Gastroesophageal Reflux Disease (GERD) is a chronic digestive condition where stomach contents flow back into the esophagus, leading to symptoms like heartburn, regurgitation, and difficulty swallowing.
This common disorder can progress to complications if left untreated.
To optimize GERD research, PubCompare.ai leverages artificial intelligence (AI) to identify the best protocols from scientific literature, preprints, and patents, enhancing reproducibility and accuracy.
Utilizing SAS version 9.4, SPSS software, and other statistical tools, researchers can analyze data related to GERD, including the impact of factors like collagen IV-coated wells and glycochenodeoxycholic acid on disease progression.
SPSS v22 and Stata 13 are also widely used for GERD-related studies.

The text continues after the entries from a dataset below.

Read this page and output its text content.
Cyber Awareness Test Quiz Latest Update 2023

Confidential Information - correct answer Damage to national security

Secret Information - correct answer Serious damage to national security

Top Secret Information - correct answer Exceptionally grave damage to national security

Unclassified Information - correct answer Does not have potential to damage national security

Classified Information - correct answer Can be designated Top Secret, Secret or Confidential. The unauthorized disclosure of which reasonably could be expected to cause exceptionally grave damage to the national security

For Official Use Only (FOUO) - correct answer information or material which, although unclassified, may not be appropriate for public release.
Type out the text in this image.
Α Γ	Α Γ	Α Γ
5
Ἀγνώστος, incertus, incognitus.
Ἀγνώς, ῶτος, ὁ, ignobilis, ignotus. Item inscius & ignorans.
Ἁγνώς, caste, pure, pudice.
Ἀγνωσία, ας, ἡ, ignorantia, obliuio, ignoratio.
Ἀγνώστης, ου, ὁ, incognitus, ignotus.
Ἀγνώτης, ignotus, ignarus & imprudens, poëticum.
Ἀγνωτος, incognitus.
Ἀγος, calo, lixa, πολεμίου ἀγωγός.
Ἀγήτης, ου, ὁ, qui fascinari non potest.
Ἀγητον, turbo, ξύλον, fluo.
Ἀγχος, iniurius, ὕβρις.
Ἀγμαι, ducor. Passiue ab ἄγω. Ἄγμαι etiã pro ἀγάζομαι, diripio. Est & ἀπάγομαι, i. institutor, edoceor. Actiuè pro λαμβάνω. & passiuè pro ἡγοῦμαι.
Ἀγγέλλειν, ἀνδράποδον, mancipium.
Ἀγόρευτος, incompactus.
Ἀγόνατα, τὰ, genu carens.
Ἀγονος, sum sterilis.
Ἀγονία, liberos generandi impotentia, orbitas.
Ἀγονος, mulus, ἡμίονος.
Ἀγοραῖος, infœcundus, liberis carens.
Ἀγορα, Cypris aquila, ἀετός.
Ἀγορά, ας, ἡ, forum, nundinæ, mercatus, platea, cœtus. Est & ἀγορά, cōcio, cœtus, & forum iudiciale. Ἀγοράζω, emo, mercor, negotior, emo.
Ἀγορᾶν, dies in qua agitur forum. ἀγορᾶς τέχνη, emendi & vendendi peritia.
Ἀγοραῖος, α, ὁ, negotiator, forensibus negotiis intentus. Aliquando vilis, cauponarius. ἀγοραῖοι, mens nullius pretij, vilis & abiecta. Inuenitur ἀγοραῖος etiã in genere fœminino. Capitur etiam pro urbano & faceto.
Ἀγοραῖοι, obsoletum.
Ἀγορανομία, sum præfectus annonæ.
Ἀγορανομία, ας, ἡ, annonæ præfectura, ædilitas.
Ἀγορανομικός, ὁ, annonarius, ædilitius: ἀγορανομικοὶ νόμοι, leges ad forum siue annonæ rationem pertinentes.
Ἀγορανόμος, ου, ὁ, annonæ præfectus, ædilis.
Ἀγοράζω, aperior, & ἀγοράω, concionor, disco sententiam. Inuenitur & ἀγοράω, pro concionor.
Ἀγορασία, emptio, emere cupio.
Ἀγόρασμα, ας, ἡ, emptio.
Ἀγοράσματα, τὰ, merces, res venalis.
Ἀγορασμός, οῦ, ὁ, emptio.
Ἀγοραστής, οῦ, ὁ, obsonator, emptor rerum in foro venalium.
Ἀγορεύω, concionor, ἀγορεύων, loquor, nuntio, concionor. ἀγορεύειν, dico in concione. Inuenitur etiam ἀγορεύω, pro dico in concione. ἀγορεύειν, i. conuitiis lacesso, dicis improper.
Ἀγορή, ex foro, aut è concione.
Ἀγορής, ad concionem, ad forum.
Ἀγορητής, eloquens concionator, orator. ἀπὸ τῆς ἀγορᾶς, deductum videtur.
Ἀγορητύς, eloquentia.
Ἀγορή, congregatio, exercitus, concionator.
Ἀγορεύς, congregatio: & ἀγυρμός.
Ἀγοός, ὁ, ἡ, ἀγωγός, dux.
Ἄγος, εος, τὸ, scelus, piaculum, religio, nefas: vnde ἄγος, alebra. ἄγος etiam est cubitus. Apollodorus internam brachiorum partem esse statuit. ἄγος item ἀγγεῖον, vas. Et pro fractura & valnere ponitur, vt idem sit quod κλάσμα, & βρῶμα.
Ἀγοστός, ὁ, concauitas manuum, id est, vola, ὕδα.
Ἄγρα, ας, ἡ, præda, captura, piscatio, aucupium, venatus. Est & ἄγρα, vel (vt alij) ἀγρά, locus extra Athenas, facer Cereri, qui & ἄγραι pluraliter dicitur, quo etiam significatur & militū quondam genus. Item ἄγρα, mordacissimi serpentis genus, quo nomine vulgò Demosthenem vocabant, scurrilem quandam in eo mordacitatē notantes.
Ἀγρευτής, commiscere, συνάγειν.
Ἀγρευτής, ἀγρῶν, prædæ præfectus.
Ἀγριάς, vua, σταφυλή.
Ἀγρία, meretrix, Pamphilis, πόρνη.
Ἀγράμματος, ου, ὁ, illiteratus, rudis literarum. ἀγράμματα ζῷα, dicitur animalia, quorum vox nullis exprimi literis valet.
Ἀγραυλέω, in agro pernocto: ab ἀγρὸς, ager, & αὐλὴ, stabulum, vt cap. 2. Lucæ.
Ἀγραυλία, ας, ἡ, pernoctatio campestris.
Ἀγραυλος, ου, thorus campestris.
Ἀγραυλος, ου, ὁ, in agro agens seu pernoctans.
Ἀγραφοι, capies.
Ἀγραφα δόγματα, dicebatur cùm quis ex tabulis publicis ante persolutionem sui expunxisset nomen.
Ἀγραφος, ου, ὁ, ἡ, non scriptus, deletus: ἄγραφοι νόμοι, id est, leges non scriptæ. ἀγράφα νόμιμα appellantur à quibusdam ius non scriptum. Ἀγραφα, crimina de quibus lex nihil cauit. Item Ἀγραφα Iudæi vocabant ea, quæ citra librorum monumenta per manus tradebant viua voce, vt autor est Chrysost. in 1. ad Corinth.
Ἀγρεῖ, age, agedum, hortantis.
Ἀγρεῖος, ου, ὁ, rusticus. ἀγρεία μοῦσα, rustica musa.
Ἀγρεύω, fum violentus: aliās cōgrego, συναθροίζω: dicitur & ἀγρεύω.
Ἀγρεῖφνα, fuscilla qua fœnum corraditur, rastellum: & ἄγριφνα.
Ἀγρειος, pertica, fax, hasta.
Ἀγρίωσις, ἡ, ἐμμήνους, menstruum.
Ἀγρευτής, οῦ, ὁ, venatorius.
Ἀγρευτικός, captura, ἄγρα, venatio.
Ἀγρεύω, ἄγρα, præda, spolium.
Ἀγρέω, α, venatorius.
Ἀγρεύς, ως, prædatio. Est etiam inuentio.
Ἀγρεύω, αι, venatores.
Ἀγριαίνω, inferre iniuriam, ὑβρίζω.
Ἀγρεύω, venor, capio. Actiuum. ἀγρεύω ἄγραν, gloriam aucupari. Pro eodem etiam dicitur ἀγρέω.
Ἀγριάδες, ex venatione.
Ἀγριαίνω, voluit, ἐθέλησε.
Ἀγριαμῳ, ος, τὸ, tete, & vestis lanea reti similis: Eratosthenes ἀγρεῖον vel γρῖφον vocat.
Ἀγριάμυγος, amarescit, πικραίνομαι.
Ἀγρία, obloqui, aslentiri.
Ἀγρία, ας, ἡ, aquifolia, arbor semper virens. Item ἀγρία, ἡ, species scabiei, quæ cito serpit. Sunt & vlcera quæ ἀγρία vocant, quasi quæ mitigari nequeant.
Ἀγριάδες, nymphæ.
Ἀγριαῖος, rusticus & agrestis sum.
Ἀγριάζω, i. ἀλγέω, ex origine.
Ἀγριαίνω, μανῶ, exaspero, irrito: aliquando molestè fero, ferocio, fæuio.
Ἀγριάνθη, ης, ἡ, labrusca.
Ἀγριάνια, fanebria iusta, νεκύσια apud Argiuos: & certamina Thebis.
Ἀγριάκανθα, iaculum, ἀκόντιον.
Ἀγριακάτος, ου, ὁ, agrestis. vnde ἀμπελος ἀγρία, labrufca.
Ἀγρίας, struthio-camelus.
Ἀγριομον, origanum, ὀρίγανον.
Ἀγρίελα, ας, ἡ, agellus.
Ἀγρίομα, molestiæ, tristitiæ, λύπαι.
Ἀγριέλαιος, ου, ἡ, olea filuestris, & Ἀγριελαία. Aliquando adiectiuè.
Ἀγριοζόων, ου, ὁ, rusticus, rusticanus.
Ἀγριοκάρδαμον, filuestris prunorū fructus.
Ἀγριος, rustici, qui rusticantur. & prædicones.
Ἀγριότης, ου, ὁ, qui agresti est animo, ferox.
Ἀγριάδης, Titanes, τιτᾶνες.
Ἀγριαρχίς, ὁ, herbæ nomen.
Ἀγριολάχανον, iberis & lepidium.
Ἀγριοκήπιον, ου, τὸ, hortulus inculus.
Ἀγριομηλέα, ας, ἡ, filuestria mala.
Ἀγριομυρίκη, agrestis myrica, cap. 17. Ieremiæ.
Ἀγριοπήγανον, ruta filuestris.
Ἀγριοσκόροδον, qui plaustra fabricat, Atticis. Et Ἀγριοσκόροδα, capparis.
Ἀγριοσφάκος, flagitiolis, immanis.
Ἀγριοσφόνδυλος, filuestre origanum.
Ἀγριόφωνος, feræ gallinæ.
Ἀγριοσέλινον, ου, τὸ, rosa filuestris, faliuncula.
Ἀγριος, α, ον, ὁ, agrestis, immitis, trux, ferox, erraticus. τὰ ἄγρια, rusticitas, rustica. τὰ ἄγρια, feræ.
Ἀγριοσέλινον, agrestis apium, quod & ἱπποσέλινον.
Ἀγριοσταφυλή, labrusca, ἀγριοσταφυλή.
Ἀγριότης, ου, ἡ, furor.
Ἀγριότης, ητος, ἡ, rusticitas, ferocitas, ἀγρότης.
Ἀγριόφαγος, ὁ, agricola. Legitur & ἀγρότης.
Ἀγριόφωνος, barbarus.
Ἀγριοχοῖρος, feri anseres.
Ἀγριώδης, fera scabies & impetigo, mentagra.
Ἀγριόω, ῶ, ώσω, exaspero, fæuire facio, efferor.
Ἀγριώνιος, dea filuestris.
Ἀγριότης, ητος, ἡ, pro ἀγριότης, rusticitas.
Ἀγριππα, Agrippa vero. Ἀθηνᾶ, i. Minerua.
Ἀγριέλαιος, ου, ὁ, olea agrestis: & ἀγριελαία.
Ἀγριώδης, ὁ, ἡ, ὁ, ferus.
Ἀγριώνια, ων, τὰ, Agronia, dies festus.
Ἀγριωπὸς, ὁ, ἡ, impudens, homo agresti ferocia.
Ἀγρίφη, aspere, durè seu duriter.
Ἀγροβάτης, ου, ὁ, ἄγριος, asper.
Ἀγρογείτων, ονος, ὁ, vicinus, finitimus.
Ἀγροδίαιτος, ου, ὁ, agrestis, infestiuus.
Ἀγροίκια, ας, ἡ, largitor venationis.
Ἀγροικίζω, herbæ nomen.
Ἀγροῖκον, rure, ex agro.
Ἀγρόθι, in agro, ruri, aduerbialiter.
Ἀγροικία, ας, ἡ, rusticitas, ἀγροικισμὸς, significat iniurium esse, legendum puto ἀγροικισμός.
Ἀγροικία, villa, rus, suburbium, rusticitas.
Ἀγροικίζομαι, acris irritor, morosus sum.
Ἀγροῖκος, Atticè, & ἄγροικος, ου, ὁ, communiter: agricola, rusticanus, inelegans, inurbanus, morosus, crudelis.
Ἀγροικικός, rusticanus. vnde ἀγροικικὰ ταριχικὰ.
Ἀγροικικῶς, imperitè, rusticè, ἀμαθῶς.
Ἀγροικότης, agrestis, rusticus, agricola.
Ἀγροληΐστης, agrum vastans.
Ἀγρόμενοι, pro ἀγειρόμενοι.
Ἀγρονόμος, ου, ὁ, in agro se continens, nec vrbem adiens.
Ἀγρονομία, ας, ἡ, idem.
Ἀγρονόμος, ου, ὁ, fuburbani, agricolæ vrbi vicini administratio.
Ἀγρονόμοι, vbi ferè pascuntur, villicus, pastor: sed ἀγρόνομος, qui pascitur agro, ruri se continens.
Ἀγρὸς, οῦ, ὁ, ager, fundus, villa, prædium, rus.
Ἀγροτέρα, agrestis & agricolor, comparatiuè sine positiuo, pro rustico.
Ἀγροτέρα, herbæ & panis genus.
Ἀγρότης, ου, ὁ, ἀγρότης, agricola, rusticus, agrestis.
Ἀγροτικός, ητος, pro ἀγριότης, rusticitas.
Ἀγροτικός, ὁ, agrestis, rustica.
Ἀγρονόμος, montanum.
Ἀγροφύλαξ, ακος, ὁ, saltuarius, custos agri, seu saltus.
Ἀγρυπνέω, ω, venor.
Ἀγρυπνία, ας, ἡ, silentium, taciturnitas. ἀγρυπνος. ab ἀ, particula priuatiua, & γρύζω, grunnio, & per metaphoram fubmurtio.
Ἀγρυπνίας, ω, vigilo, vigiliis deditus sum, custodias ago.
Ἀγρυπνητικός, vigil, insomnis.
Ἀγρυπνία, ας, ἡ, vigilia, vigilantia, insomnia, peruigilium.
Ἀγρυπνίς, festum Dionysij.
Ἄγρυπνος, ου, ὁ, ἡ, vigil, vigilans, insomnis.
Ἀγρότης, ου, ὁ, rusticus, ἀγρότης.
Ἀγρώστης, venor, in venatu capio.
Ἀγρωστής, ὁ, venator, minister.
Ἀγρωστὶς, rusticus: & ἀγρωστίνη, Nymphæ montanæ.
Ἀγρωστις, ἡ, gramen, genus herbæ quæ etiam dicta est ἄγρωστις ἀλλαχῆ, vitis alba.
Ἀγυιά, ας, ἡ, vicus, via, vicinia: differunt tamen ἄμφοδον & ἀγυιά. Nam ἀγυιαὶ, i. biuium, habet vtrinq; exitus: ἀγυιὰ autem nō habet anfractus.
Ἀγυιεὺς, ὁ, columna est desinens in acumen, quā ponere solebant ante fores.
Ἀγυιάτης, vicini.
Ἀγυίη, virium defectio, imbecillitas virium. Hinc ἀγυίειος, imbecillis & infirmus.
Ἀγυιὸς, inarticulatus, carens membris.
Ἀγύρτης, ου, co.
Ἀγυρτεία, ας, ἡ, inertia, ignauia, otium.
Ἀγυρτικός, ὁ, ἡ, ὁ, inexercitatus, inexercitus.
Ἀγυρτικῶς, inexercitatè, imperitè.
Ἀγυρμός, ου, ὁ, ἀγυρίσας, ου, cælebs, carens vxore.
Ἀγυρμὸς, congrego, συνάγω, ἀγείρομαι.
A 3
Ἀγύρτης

By incorporating AI-driven protocol comparisons, PubCompare.ai helps users discover the most effective procedures and products for their GERD research, ultimately advancing the understanding and treatment of this common digestive disorder.
This AI-powered platform can be a valuable resource for clinicians, researchers, and patients seeking to optimize their GERD-related studies and improve patient outcomes.
This common disorder can progress to complications if left untreated.
To optimize GERD research, PubCompare.ai leverages artificial intelligence (AI) to identify the best protocols from scientific literature, preprints, and patents, enhancing reproducibility and accuracy.
Utilizing SAS version 9.4, SPSS software, and other statistical tools, researchers can analyze data related to GERD, including the impact of factors like collagen IV-coated wells and glycochenodeoxycholic acid on disease progression.
SPSS v22 and Stata 13 are also widely used for GERD-related studies.
By incorporating AI-driven protocol comparisons, PubCompare.ai helps users discover the most effective procedures and products for their GERD research, ultimately advancing the understanding and treatment of this common digestive disorder.
This AI-powered platform can be a valuable resource for clinicians, researchers, and patients seeking to optimize their GERD-related studies and improve patient outcomes.